# saw a re-run of nat-geo



## con man (Mar 7, 2004)

they had a trap set made of 2inch saplings and it go fuckedup by a believed/elusive crocodile gator and one guy they interviewed had a large series of scars positively i.d.ed as a large reptile with the skull/teeth resembled those of a crocodilian...

this trap was 12 feet long and 3 feet wide and it dug into the ground and the sapling were fresh... all that was left was bbroken saplings and splinters....
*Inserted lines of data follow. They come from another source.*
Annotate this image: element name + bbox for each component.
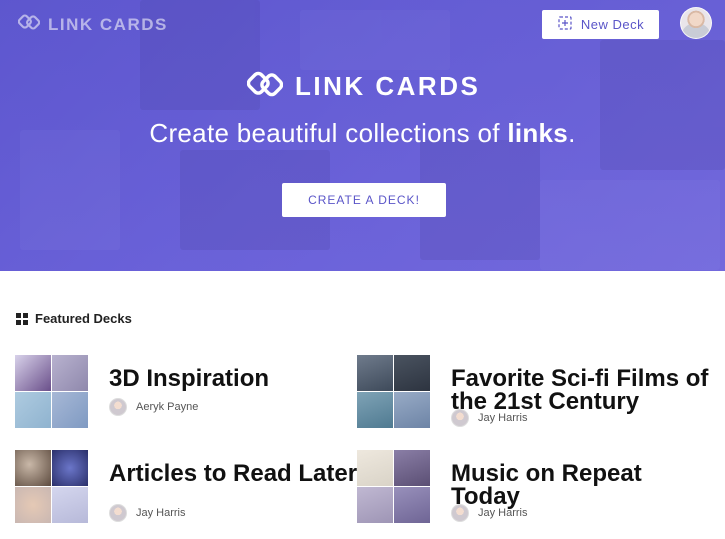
thumb-tile: [357, 355, 393, 391]
deck-title[interactable]: 3D Inspiration: [109, 367, 369, 391]
thumb-tile: [357, 487, 393, 523]
grid-icon: [16, 312, 28, 325]
author-avatar: [451, 504, 469, 522]
thumb-tile: [357, 450, 393, 486]
deck-title[interactable]: Favorite Sci-fi Films of the 21st Centur…: [451, 367, 721, 414]
deck-thumbnail: [15, 355, 88, 428]
thumb-tile: [357, 392, 393, 428]
deck-card-sci-fi-films[interactable]: Favorite Sci-fi Films of the 21st Centur…: [357, 355, 717, 435]
author-avatar: [109, 398, 127, 416]
thumb-tile: [52, 355, 88, 391]
thumb-tile: [52, 450, 88, 486]
create-deck-button[interactable]: CREATE A DECK!: [282, 183, 446, 217]
thumb-tile: [394, 355, 430, 391]
thumb-tile: [52, 392, 88, 428]
new-deck-button[interactable]: New Deck: [542, 10, 659, 39]
deck-thumbnail: [15, 450, 88, 523]
deck-title[interactable]: Articles to Read Later: [109, 462, 369, 486]
author-avatar: [451, 409, 469, 427]
deck-author: Jay Harris: [109, 504, 186, 522]
thumb-tile: [15, 392, 51, 428]
author-avatar: [109, 504, 127, 522]
deck-card-3d-inspiration[interactable]: 3D Inspiration Aeryk Payne: [15, 355, 335, 435]
add-deck-icon: [557, 15, 573, 34]
hero-tagline: Create beautiful collections of links.: [149, 118, 576, 148]
link-cards-logo-icon: [246, 66, 284, 107]
deck-thumbnail: [357, 355, 430, 428]
thumb-tile: [15, 450, 51, 486]
thumb-tile: [52, 487, 88, 523]
thumb-tile: [394, 487, 430, 523]
thumb-tile: [394, 392, 430, 428]
new-deck-label: New Deck: [580, 17, 645, 32]
user-avatar[interactable]: [680, 7, 712, 39]
link-cards-logo-icon: [17, 11, 41, 38]
hero-logo: LINK CARDS: [246, 66, 481, 107]
deck-card-articles[interactable]: Articles to Read Later Jay Harris: [15, 450, 357, 530]
deck-author: Jay Harris: [451, 409, 528, 427]
deck-card-music[interactable]: Music on Repeat Today Jay Harris: [357, 450, 717, 530]
thumb-tile: [15, 355, 51, 391]
deck-author: Aeryk Payne: [109, 398, 198, 416]
hero-brand-name: LINK CARDS: [295, 71, 481, 101]
featured-decks-heading: Featured Decks: [16, 311, 132, 326]
thumb-tile: [394, 450, 430, 486]
thumb-tile: [15, 487, 51, 523]
topbar-logo[interactable]: LINK CARDS: [17, 11, 168, 38]
deck-title[interactable]: Music on Repeat Today: [451, 462, 711, 509]
deck-author: Jay Harris: [451, 504, 528, 522]
deck-thumbnail: [357, 450, 430, 523]
brand-name: LINK CARDS: [48, 14, 168, 34]
hero-banner: LINK CARDS New Deck LINK CARDS Create be…: [0, 0, 725, 271]
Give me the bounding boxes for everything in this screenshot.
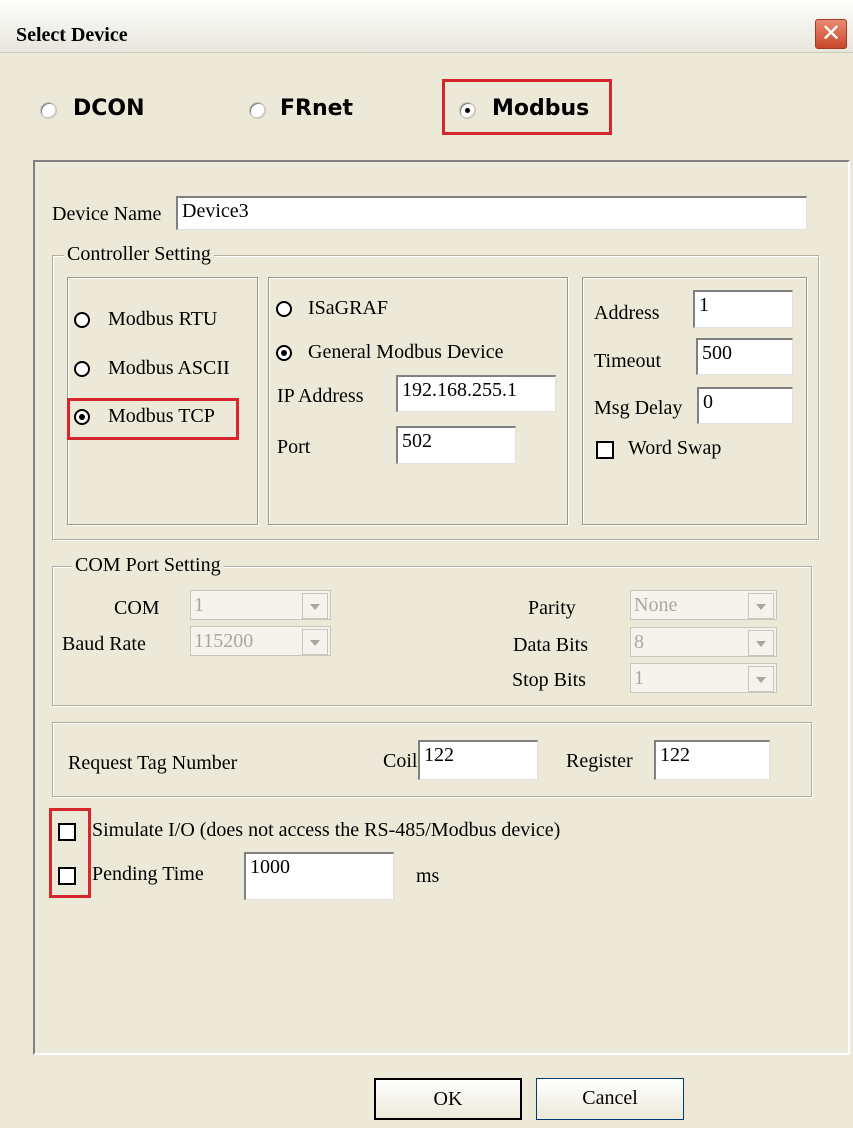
timeout-field[interactable]: 500 — [696, 338, 793, 375]
chevron-down-icon[interactable] — [302, 593, 328, 619]
port-field[interactable]: 502 — [396, 426, 516, 464]
ip-address-field[interactable]: 192.168.255.1 — [396, 375, 556, 412]
request-tag-label: Request Tag Number — [68, 752, 238, 774]
radio-modbus-rtu-circle[interactable] — [74, 312, 90, 328]
parity-label: Parity — [528, 597, 576, 619]
radio-modbus-circle[interactable] — [459, 102, 476, 119]
radio-dcon-label: DCON — [73, 96, 145, 121]
com-label: COM — [114, 597, 160, 619]
baud-rate-select-value: 115200 — [194, 630, 254, 652]
radio-isagraf-circle[interactable] — [276, 301, 292, 317]
radio-modbus-ascii[interactable]: Modbus ASCII — [74, 357, 254, 383]
radio-isagraf-label: ISaGRAF — [308, 297, 389, 319]
stop-bits-label: Stop Bits — [512, 669, 586, 691]
radio-modbus-ascii-circle[interactable] — [74, 361, 90, 377]
radio-modbus[interactable]: Modbus — [459, 96, 609, 126]
radio-modbus-rtu-label: Modbus RTU — [108, 308, 218, 330]
radio-general-modbus-label: General Modbus Device — [308, 341, 504, 363]
coil-field[interactable]: 122 — [418, 740, 538, 780]
radio-frnet[interactable]: FRnet — [249, 96, 389, 126]
pending-time-checkbox[interactable]: Pending Time — [58, 863, 258, 889]
coil-label: Coil — [383, 750, 418, 772]
timeout-label: Timeout — [594, 350, 662, 372]
com-select-value: 1 — [194, 594, 204, 616]
msg-delay-field[interactable]: 0 — [697, 387, 793, 424]
device-name-field[interactable]: Device3 — [176, 196, 807, 230]
data-bits-select-value: 8 — [634, 631, 644, 653]
pending-time-box[interactable] — [58, 867, 76, 885]
parity-select-value: None — [634, 594, 678, 616]
ip-address-label: IP Address — [277, 385, 364, 407]
chevron-down-icon[interactable] — [748, 630, 774, 656]
select-device-dialog: Select Device ✕ DCON FRnet Modbus Device… — [0, 0, 853, 1128]
radio-general-modbus-circle[interactable] — [276, 345, 292, 361]
msg-delay-label: Msg Delay — [594, 397, 683, 419]
pending-time-label: Pending Time — [92, 863, 204, 885]
simulate-io-checkbox[interactable]: Simulate I/O (does not access the RS-485… — [58, 819, 658, 845]
pending-time-unit: ms — [416, 865, 440, 887]
radio-modbus-tcp-label: Modbus TCP — [108, 405, 215, 427]
radio-dcon[interactable]: DCON — [40, 96, 180, 126]
word-swap-box[interactable] — [596, 441, 614, 459]
baud-rate-select[interactable]: 115200 — [190, 626, 331, 656]
baud-rate-label: Baud Rate — [62, 633, 146, 655]
port-label: Port — [277, 436, 311, 458]
close-icon[interactable]: ✕ — [815, 19, 847, 49]
radio-modbus-rtu[interactable]: Modbus RTU — [74, 308, 244, 334]
data-bits-select[interactable]: 8 — [630, 627, 777, 657]
word-swap-checkbox[interactable]: Word Swap — [596, 437, 796, 463]
cancel-button[interactable]: Cancel — [536, 1078, 684, 1120]
title-bar[interactable]: Select Device ✕ — [0, 0, 853, 53]
radio-frnet-circle[interactable] — [249, 102, 266, 119]
simulate-io-label: Simulate I/O (does not access the RS-485… — [92, 819, 561, 841]
radio-frnet-label: FRnet — [280, 96, 354, 121]
device-name-label: Device Name — [52, 203, 162, 225]
register-field[interactable]: 122 — [654, 740, 770, 780]
word-swap-label: Word Swap — [628, 437, 722, 459]
simulate-io-box[interactable] — [58, 823, 76, 841]
radio-dcon-circle[interactable] — [40, 102, 57, 119]
window-title: Select Device — [16, 24, 128, 46]
radio-modbus-tcp[interactable]: Modbus TCP — [74, 405, 239, 431]
ok-button[interactable]: OK — [374, 1078, 522, 1120]
controller-setting-title: Controller Setting — [64, 243, 214, 266]
chevron-down-icon[interactable] — [302, 629, 328, 655]
radio-modbus-ascii-label: Modbus ASCII — [108, 357, 230, 379]
com-port-title: COM Port Setting — [72, 554, 224, 577]
radio-general-modbus[interactable]: General Modbus Device — [276, 341, 556, 367]
chevron-down-icon[interactable] — [748, 666, 774, 692]
data-bits-label: Data Bits — [513, 634, 588, 656]
pending-time-field[interactable]: 1000 — [244, 852, 394, 900]
radio-modbus-tcp-circle[interactable] — [74, 409, 90, 425]
stop-bits-select[interactable]: 1 — [630, 663, 777, 693]
com-select[interactable]: 1 — [190, 590, 331, 620]
chevron-down-icon[interactable] — [748, 593, 774, 619]
stop-bits-select-value: 1 — [634, 667, 644, 689]
parity-select[interactable]: None — [630, 590, 777, 620]
register-label: Register — [566, 750, 633, 772]
address-field[interactable]: 1 — [693, 290, 793, 328]
address-label: Address — [594, 302, 660, 324]
radio-isagraf[interactable]: ISaGRAF — [276, 297, 436, 323]
radio-modbus-label: Modbus — [492, 96, 590, 121]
edit=it supposedly lives in trees and hunts at night acting like a log to ambush prey


----------



## Black-Phoenix (Oct 21, 2003)

say what now?


----------



## Death in #'s (Apr 29, 2003)




----------



## PunkRockSkater39 (May 31, 2004)

are u high or drunk, sir?


----------



## CrocKeeper (Dec 26, 2003)

> they had a trap set made of 2inch saplings and it go fuckedup by a believed/elusive crocodile gator and one guy they interviewed had a large series of scars positively i.d.ed as a large reptile with the skull/teeth resembled those of a crocodilian...
> 
> this trap was 12 feet long and 3 feet wide and it dug into the ground and the sapling were fresh... all that was left was bbroken saplings and splinters....
> 
> edit=it supposedly lives in trees and hunts at night acting like a log to ambush prey


He is referring to the Artrellia, or Crocodile Monitor (_Varanus_ _salvadorii_) it attains lengths of perhaps 4 to 5 meters (12 to15 feet), but has little mass compared to the Komodo or Water monitor lizards. The Papuan name, "Artrellia" means Dragon of the Trees, and the Papuans have great respect and fear of this animal even today!


----------



## con man (Mar 7, 2004)

i found it odd that a croc could live ina tree.... very cool

it supposedly looks alot like a croc also


----------



## BoomerSub (Jun 23, 2003)

con man said:


> it supposedly looks alot like a croc also


 I don't know, I can't see much of a resemblance. Still an awesome animal, wish I had the room.

-PK
-


----------



## Gibbus (May 23, 2003)

croc monitor are one of my favourite lizards.


----------